MALVERN, Pa. -- To more than half a million patients suffering from rheumatoid arthritis or Crohn's disease, Remicade has brought life-changing treatment and relief.
But the drug, a genetically engineered protein produced not by chemistry but by living cells in a manufacturing process that requires 310 discrete steps, also brings a heavy financial burden. The manufacturer estimates that each patient will pay $14,000 to $16,000 a year for Remicade, and that people generally will take it indefinitely.
For those helped by Remicade, made by Centocor Inc., a biotech subsidiary of Johnson & Johnson, the drug represents a realization of the promise of biotechnology -- to treat disease with laboratory-created versions of proteins and other essential building blocks of the body's cells. But for employers, health insurers and the already stressed Medicaid and Medicare programs that pay the bills, the drug represents something else -- a serious threat to their financial well-being.
With complicated and costly "biologics" such as Remicade increasingly seen as the wave of the pharmaceutical future, health care experts warn that they will drive the nation's fast-growing bill for drugs far higher. And that prospect has set off a fierce battle in Washington over the multibillion-dollar question of whether to open the door to lower-cost generic or "follow-on" versions of the pricey biologics.
Faced with a similar problem 20 years ago, when the prices for an earlier generation of drugs skyrocketed, Congress passed the Hatch-Waxman Act -- which allowed makers of generic drugs to copy medications after the expiration of their patents and to sell them without conducting many of the expensive clinical trials and testing procedures that can make brand-name drugs so expensive. Last year, about half of all U.S. prescriptions were for generic drugs, yet those low-priced products accounted for only 8 percent of the nation's drug bill.
Biotech drugs were in early development then, and nobody thought to give the Food and Drug Administration the authority to establish a similarly abbreviated review process for their generic versions.
Now, many believe the science of biopharmaceuticals -- which has produced more than 150 FDA-approved drugs and has another 350 in human clinical trials -- has advanced enough to make possible a parallel shortcut that would get lower-cost biologics onto the market. But others say that because newer biologics are much more difficult to manufacture and pose more safety risks, that prospect should worry the public.
Johnson & Johnson is pointing to its own experience with another product as a cautionary tale: Some patients taking its genetically engineered anemia drug, Eprex, experienced serious side effects after the company started using a new stabilizing chemical, and it took years to fully diagnose the problem.
This issue and more will be debated at an FDA conference next week, one designed to assess whether the expertise of generic-drug makers has progressed far enough to take on biologics.
The major trade associations of brand-name drugmakers say it probably has not. "It's a very different process to reverse-engineer a pill than a biologic," said James C. Greenwood, president of the Biotechnology Information Organization. "With a pill, you can pretty easily discern the chemical makeup and then duplicate the product. But with the larger, more complicated and more variable proteins that make up the biologics, you can very easily get small but significant differences that have clinical effects."
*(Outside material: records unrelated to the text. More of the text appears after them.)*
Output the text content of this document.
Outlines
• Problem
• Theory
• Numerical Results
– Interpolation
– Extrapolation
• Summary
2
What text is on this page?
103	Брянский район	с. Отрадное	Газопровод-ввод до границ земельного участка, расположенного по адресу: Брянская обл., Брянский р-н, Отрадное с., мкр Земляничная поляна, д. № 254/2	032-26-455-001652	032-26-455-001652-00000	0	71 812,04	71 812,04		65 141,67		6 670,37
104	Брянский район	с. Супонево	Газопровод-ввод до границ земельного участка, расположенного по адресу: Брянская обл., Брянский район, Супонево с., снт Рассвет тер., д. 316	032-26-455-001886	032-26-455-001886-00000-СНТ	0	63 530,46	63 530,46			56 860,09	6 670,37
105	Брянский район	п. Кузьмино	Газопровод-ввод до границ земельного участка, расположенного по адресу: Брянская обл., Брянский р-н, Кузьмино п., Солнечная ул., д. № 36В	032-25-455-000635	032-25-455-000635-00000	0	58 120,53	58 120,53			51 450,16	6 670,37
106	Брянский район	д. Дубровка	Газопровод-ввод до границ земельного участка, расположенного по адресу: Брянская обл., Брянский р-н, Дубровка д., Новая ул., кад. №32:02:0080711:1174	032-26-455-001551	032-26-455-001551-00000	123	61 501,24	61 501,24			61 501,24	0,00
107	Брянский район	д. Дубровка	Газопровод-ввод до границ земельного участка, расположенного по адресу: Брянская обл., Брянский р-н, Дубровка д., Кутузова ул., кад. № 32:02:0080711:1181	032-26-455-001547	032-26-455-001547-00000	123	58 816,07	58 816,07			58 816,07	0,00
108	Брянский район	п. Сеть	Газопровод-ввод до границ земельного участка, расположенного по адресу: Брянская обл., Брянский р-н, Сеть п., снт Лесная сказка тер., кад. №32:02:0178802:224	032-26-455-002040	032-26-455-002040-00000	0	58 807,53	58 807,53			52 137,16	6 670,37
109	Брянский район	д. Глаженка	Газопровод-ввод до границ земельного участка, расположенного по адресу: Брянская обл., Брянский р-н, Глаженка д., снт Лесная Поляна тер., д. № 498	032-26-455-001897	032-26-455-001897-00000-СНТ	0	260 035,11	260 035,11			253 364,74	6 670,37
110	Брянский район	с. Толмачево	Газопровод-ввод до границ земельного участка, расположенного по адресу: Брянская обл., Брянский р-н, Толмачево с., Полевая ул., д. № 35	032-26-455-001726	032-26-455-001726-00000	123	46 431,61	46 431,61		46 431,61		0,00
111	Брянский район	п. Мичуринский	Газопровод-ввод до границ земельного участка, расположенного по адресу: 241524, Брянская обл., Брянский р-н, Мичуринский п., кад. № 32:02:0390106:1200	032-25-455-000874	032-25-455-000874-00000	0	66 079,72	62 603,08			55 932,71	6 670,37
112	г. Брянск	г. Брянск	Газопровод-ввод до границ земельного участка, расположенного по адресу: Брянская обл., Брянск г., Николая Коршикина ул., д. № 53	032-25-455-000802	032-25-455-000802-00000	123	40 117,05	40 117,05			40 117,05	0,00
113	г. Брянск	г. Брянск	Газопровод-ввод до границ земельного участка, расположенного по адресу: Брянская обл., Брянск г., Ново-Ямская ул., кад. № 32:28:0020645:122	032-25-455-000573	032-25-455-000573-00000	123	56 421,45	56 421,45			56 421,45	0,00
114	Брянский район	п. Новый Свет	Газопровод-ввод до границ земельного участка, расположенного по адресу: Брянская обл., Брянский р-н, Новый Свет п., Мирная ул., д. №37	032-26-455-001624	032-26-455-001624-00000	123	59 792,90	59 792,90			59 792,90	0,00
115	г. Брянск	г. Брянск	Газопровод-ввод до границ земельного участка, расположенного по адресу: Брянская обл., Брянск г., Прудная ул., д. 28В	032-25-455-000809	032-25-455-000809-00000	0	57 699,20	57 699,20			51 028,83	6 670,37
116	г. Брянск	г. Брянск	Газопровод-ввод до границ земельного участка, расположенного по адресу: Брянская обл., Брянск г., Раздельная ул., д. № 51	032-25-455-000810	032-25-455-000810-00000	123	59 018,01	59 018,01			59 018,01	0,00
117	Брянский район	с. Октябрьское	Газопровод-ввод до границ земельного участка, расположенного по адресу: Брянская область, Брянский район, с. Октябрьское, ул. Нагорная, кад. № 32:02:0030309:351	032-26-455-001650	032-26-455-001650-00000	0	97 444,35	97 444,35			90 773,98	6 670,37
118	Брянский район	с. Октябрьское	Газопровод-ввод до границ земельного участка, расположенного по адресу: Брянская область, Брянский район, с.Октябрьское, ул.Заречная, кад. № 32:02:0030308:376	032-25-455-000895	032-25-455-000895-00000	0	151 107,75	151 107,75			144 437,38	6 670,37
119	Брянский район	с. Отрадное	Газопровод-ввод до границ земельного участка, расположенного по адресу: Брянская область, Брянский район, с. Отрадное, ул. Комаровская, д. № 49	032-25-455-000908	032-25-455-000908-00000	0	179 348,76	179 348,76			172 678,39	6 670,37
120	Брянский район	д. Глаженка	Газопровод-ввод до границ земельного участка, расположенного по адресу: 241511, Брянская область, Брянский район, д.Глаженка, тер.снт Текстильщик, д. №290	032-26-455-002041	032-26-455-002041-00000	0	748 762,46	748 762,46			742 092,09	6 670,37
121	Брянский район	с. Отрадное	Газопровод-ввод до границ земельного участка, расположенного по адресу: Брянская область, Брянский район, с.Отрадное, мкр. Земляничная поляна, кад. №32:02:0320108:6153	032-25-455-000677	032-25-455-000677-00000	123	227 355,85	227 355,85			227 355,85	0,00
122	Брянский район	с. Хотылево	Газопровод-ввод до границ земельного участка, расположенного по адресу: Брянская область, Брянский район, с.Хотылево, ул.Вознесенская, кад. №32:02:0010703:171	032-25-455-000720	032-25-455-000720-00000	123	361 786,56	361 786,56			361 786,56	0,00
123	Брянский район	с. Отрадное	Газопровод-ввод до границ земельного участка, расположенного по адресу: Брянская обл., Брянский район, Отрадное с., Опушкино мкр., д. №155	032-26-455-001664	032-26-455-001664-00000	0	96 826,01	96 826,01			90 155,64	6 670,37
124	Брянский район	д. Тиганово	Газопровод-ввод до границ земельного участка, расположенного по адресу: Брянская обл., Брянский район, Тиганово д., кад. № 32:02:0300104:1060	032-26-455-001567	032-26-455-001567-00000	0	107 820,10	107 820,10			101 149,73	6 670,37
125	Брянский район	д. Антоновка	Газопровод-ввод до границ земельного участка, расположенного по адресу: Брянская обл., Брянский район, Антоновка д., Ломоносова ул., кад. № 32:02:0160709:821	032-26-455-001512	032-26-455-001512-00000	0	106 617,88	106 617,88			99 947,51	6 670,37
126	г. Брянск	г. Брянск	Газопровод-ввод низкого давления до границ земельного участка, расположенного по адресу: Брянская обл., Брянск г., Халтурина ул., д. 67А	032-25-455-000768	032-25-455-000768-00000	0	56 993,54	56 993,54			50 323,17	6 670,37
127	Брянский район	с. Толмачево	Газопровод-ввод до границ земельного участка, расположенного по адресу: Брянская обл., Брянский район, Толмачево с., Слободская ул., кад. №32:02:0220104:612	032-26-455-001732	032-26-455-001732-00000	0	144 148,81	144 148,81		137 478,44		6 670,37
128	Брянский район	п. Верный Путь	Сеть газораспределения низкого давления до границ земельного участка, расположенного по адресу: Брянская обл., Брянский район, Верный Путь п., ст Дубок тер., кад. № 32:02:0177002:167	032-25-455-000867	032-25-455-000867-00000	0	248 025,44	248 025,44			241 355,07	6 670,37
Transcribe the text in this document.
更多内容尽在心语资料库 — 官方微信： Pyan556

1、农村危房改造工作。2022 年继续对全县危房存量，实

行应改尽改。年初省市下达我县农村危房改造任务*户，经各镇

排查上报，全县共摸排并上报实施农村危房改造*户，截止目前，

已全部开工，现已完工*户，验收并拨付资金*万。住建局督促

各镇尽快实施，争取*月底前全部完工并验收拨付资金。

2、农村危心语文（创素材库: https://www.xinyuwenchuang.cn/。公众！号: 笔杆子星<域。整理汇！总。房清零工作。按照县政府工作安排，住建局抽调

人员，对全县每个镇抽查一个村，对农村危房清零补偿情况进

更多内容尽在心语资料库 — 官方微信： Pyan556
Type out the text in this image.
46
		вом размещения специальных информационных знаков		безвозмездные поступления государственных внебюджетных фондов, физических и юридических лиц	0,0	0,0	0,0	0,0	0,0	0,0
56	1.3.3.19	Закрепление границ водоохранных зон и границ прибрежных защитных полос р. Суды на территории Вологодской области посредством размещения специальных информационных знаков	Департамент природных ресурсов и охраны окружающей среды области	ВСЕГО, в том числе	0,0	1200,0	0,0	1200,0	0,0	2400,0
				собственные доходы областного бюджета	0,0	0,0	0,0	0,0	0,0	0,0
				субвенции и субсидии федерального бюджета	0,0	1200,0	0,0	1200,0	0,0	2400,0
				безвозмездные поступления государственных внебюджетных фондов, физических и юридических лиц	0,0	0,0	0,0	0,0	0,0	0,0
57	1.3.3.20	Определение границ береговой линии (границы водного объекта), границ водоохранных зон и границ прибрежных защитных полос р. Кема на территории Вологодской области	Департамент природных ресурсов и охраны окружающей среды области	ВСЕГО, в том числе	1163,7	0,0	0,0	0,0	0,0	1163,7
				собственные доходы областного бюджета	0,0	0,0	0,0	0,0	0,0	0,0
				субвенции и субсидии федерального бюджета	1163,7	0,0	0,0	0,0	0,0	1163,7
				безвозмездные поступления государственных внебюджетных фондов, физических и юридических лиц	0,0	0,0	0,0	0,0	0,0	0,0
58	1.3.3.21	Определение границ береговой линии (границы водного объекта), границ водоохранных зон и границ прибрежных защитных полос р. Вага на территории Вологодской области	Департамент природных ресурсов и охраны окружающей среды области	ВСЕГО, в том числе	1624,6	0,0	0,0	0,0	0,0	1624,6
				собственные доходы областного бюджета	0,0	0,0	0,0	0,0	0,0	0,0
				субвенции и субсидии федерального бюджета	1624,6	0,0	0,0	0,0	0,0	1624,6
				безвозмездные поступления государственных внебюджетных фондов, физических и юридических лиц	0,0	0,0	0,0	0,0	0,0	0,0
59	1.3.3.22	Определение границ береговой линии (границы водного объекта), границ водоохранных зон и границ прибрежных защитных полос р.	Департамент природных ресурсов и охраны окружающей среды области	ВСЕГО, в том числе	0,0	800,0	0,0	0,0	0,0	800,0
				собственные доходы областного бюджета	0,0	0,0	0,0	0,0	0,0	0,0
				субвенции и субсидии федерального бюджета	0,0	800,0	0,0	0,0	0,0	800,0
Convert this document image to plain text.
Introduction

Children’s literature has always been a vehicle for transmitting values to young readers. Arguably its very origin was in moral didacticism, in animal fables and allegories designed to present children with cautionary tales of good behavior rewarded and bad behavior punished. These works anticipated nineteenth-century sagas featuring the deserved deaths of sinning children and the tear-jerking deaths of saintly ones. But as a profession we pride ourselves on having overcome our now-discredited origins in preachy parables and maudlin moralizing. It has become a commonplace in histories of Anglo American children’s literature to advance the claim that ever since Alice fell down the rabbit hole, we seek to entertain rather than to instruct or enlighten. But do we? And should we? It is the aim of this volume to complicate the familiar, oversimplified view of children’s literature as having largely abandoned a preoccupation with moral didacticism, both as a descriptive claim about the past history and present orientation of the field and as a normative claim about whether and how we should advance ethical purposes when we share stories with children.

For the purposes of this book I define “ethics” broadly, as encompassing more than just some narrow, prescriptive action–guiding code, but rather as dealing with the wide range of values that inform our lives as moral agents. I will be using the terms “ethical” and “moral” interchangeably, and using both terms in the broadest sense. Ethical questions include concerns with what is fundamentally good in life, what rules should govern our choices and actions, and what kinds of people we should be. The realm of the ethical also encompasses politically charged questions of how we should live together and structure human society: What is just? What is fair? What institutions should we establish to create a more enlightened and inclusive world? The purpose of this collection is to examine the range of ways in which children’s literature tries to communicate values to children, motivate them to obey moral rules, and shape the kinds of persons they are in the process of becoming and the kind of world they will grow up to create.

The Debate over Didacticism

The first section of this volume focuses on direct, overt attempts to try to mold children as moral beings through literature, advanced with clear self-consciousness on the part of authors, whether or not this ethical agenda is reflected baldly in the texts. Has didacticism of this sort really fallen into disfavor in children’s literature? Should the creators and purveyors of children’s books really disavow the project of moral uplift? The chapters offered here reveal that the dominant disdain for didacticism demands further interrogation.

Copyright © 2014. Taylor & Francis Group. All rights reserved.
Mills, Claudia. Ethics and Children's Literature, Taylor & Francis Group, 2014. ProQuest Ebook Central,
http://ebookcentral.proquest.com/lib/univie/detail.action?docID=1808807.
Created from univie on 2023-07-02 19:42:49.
But generic-drug makers -- as well as some insurers and government programs that pay the bills -- argue that the industry is foot-dragging as the science speeds ahead.
"I feel very strongly that we have the science and systems in place to manufacture safe and effective biologics," said Marvin Samson, a vice president of Teva Pharmaceutical Industries Ltd., a generic maker that already produces biologics in Eastern Europe for countries where patent protection is not enforced. "The situation is like in the 1980s with Hatch-Waxman, where the brand-name industry said we didn't have the science and capabilities to analyze their products and reproduce them. We did have the ability then, and we do now."
The Generic Pharmaceutical Association, which represents 120 companies, wants Congress to create a review process for generic biologics soon. "We think that as policymakers understand better what biologics without competition are going to do to Medicaid and Medicare budgets, they'll definitely want a generic option," said Kathleen Jaeger, the GPhA's president.
That opinion is not widely shared in Congress. Both Sen. Orrin G. Hatch (R-Utah) and Rep. Henry A. Waxman (D-Calif.), sponsors of the 1984 law, are not convinced a scientific consensus exists.